Archive, trace, cinéma

Au lieu de l’archive, de la trace, vient la production quasi-fictionnelle du cinéma

Là où la trace est perdue, déficiente, insuffisante, là où elle est incompatible avec les valeurs d’aujourd’hui ou bien là où elle manque de crédibilité, il faut la complémenter, la supplémenter par une image, un commentaire, un récit. On voudrait la faire revivre mais sans le vouloir on met à la place autre chose : une archive, un monument, un texte, un substitut, et aussi, de plus en plus souvent, un film. Le cinéma ne remplace pas les autres dispositifs mémoriaux qui héritent de la trace, sa fonction est différente : il incarne, il actualise, il crédibilise, il raconte, il inscrit dans un système de pensée, une idéologie, il mythologise. Quels que soient son état de conservation ou sa valeur scientifique pour les vrais spécialistes (ceux qui écrivent des livres), la trace effacée fait son entrée par la grande porte des temps actuels : l’écran. Depuis le lieu où elle est (l’absence), elle peut assister à sa représentation, sa présence.

Ce sont parfois les films les plus sincères, les plus rigoureux, ceux qui essaient avec opiniâtreté de restituer l’authenticité d’une trace ou, en l’occurrence, d’un peuple, ce sont ces films qui révèlent le déplacement induit par le cinéma.

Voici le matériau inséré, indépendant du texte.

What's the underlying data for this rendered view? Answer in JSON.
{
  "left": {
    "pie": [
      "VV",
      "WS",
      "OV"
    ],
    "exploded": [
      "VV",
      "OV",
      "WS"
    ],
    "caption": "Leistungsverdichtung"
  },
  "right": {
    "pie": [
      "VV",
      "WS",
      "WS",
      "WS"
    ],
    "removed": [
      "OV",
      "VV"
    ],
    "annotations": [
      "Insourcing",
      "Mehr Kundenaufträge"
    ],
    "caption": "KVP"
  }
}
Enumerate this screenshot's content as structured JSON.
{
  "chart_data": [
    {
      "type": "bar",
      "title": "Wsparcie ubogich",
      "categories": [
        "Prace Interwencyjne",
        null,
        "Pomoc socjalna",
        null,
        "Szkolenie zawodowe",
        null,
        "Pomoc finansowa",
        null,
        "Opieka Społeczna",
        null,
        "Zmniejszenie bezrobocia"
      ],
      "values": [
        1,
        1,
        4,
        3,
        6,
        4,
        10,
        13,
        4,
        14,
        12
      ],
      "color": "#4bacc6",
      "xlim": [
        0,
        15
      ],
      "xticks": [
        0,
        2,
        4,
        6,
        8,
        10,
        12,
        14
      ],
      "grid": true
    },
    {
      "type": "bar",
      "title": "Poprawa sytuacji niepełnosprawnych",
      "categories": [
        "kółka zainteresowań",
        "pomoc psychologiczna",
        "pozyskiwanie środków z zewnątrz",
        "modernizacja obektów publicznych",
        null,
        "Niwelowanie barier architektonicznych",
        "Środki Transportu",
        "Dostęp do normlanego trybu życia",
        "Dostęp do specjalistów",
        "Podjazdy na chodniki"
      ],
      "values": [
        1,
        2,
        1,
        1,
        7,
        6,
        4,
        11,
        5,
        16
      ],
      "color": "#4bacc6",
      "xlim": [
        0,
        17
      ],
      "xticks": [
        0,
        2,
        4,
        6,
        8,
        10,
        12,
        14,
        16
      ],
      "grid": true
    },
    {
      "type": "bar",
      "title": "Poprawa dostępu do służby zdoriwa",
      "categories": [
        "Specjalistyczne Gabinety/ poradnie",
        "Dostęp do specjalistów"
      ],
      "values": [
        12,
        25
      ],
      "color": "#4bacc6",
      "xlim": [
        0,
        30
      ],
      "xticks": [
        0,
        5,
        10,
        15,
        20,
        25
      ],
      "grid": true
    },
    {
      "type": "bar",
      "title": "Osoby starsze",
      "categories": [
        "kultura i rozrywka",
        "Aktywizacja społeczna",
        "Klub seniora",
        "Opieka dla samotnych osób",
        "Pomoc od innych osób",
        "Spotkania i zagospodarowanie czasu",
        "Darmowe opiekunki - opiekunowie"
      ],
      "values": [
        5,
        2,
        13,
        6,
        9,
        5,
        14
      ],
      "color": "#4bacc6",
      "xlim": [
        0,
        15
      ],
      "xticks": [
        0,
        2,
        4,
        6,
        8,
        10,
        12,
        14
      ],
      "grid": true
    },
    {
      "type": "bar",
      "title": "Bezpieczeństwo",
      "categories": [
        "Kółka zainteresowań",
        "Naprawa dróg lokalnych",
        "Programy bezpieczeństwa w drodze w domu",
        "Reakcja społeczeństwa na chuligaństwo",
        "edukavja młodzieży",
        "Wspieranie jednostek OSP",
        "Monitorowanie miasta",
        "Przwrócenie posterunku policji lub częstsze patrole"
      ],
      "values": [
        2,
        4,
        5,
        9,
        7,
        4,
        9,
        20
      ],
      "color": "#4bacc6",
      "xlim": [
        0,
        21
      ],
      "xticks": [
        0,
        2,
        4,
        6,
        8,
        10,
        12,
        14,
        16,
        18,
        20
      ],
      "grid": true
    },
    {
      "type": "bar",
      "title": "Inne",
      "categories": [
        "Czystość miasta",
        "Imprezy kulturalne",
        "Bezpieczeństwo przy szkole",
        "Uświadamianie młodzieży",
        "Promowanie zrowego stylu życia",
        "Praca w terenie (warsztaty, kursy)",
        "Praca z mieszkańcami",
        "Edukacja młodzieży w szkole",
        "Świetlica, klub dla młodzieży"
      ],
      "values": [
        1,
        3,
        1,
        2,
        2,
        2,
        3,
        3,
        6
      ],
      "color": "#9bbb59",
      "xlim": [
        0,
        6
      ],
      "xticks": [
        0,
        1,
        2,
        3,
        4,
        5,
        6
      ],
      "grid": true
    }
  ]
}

Dans La Chute du Ciel (2024), Gabriela Carneiro da Cunha et Eryk Rocha ont passé des années à comprendre le mode de pensée des Yanomamis, ils ont impliqué dans leur travail le chaman le plus respecté et le plus compétent, Davi Kopenawa, ils ont tenté avec le personnel local l’immersion la plus complète dans une cérémonie d’hommage et de communication avec le cosmos. Le spectateur admire leur travail, il ressent empathie et émotion, mais que reste-t-il de la culture indigène après la traduction en français de la voix off ? Le geste de mémoire et de présentification est aussi un geste d’effacement. Nous avons un film, nous comprenons l’hostilité de ces gens à l’égard des Blancs, du peuple de la marchandise, mais nous n’avons aucun accès à la relation traditionnelle qu’eux ou leurs ancêtres ont entretenu avec leur forêt-mère. Cette belle cérémonie en représente une autre, plus ancienne, une archi-cérémonie effacée dès que ce peuple s’est trouvé en contact avec la civilisation des colons.